Apple DCF – Writer’s Calculations
The WACC is calculated to be 12.5% assuming:
- Threat free price: 4.2% (US 10Y treasury yield)
- Beta: 1.19 (SA)
- Tax price: 16%
- Fairness threat premium 7%; value of debt 7%.
- Fairness steadiness $3.34 trillion; debt steadiness $111 billion
The truthful worth of Apple’s inventory is calculated to be $180 per share after discounting all the longer term FCF.
Key Dangers
As reported by the media, the European Union fined Apple €1.84 billion for breaking its competitors legal guidelines for stopping Spotify (SPOT) from advising app customers cheaper methods to subscribe exterior of Apple’s app retailer. It’s evident that Apple App Retailer is charging a 15-20% reduce from any fee inside the retailer. I consider the same complaints will come up sooner or later, as this charge reduce share is sort of materials for app builders.
On July 24th, Spain’s competitors authority, the CNMC, introduced the investigation into Apple’s App Retailer. It’s too early to foretell the result of the investigation; nevertheless, these investigations might power Apple to alter its insurance policies for its App retailer fee.

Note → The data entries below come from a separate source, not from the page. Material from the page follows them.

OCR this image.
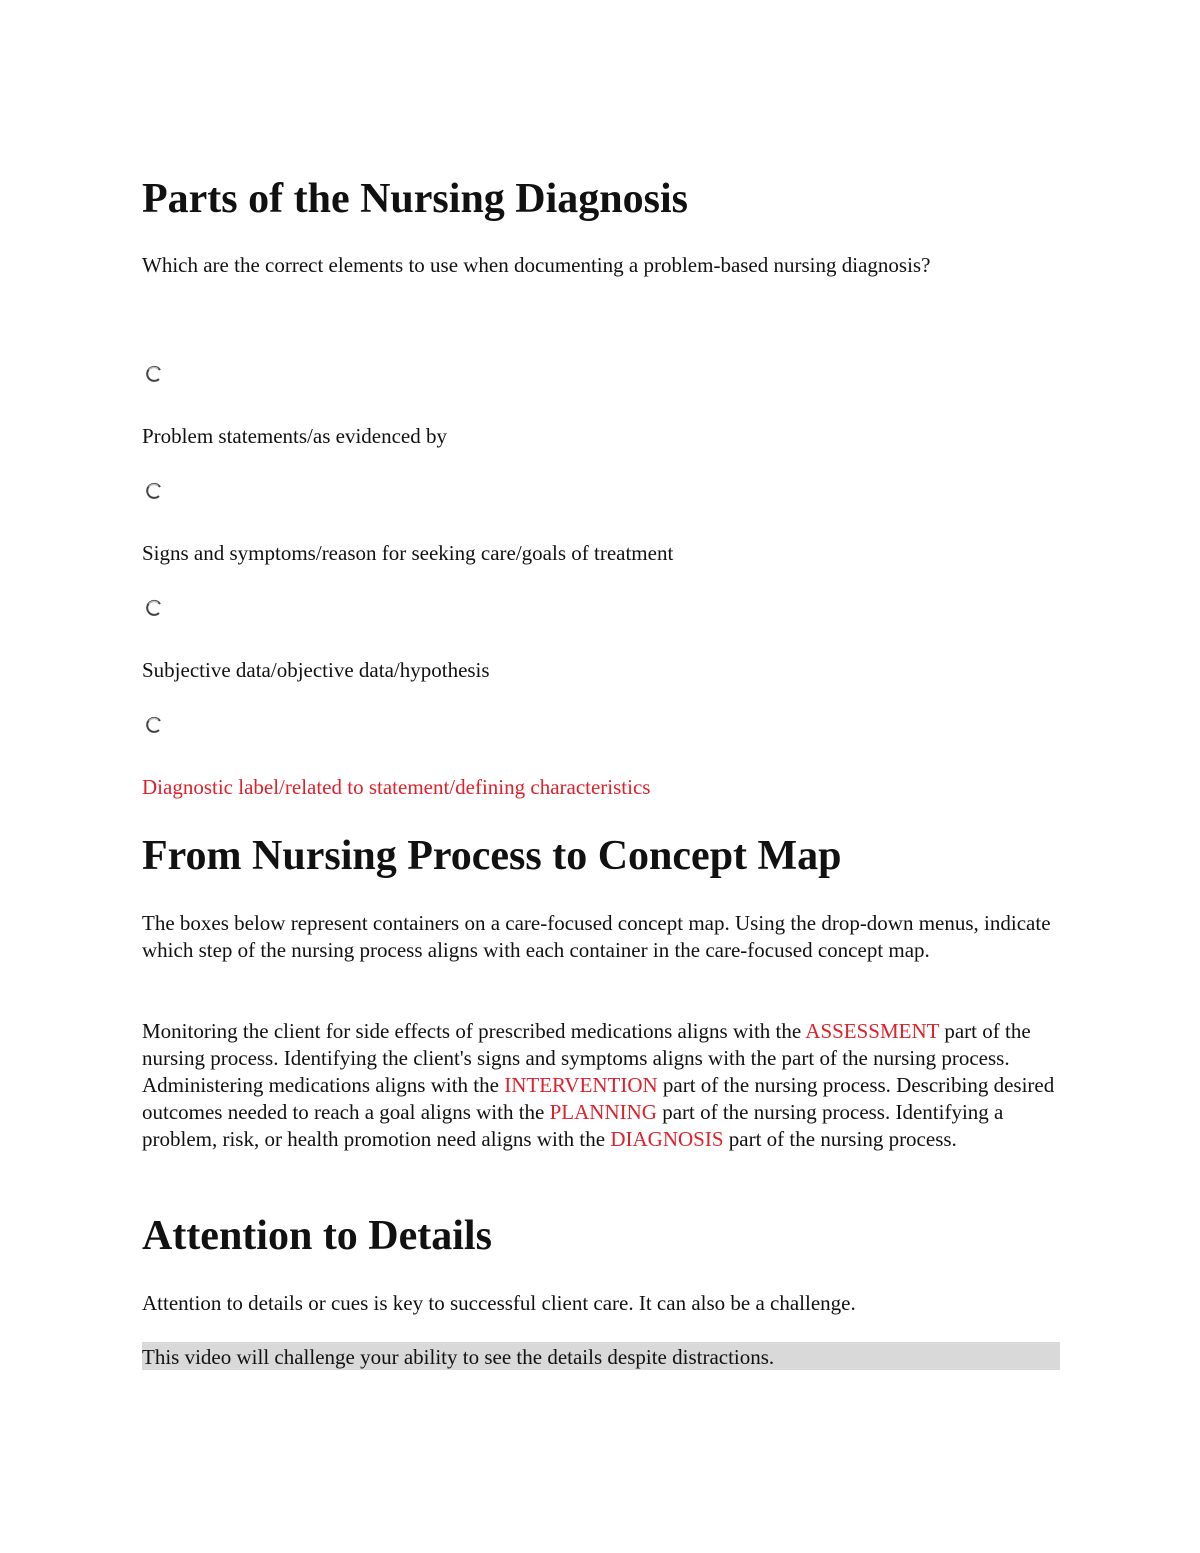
Parts of the Nursing Diagnosis

Which are the correct elements to use when documenting a problem-based nursing diagnosis?

Problem statements/as evidenced by

Signs and symptoms/reason for seeking care/goals of treatment

Subjective data/objective data/hypothesis

Diagnostic label/related to statement/defining characteristics

From Nursing Process to Concept Map

The boxes below represent containers on a care-focused concept map. Using the drop-down menus, indicate which step of the nursing process aligns with each container in the care-focused concept map.

Monitoring the client for side effects of prescribed medications aligns with the ASSESSMENT part of the nursing process. Identifying the client's signs and symptoms aligns with the part of the nursing process. Administering medications aligns with the INTERVENTION part of the nursing process. Describing desired outcomes needed to reach a goal aligns with the PLANNING part of the nursing process. Identifying a problem, risk, or health promotion need aligns with the DIAGNOSIS part of the nursing process.

Attention to Details

Attention to details or cues is key to successful client care. It can also be a challenge.

This video will challenge your ability to see the details despite distractions.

As I give Apple a ‘Promote’ ranking, I’m contemplating the next upside dangers:
- Apple plans to allocate $110 billion in the direction of shares repurchase, growing the quantity of capital returned to shareholder. The large shares repurchase might probably enhance Apple’s inventory value within the near-term.
- Apple might presumably ship higher-than-expected service income development, which might please the market. I’ve to acknowledge that Apple is sort of sturdy in cloud, video, fee options, streaming and different companies.
Finish Word
Whereas I anticipate iPhone income development to be beneath strain within the close to time period attributable to weak China gross sales, Apple’s companies would proceed to develop at mid-teens, contributing development for Apple. Nevertheless, the inventory value is overvalued as per my calculations, I downgrade to a ‘Promote’ ranking with truthful worth of $180 per share.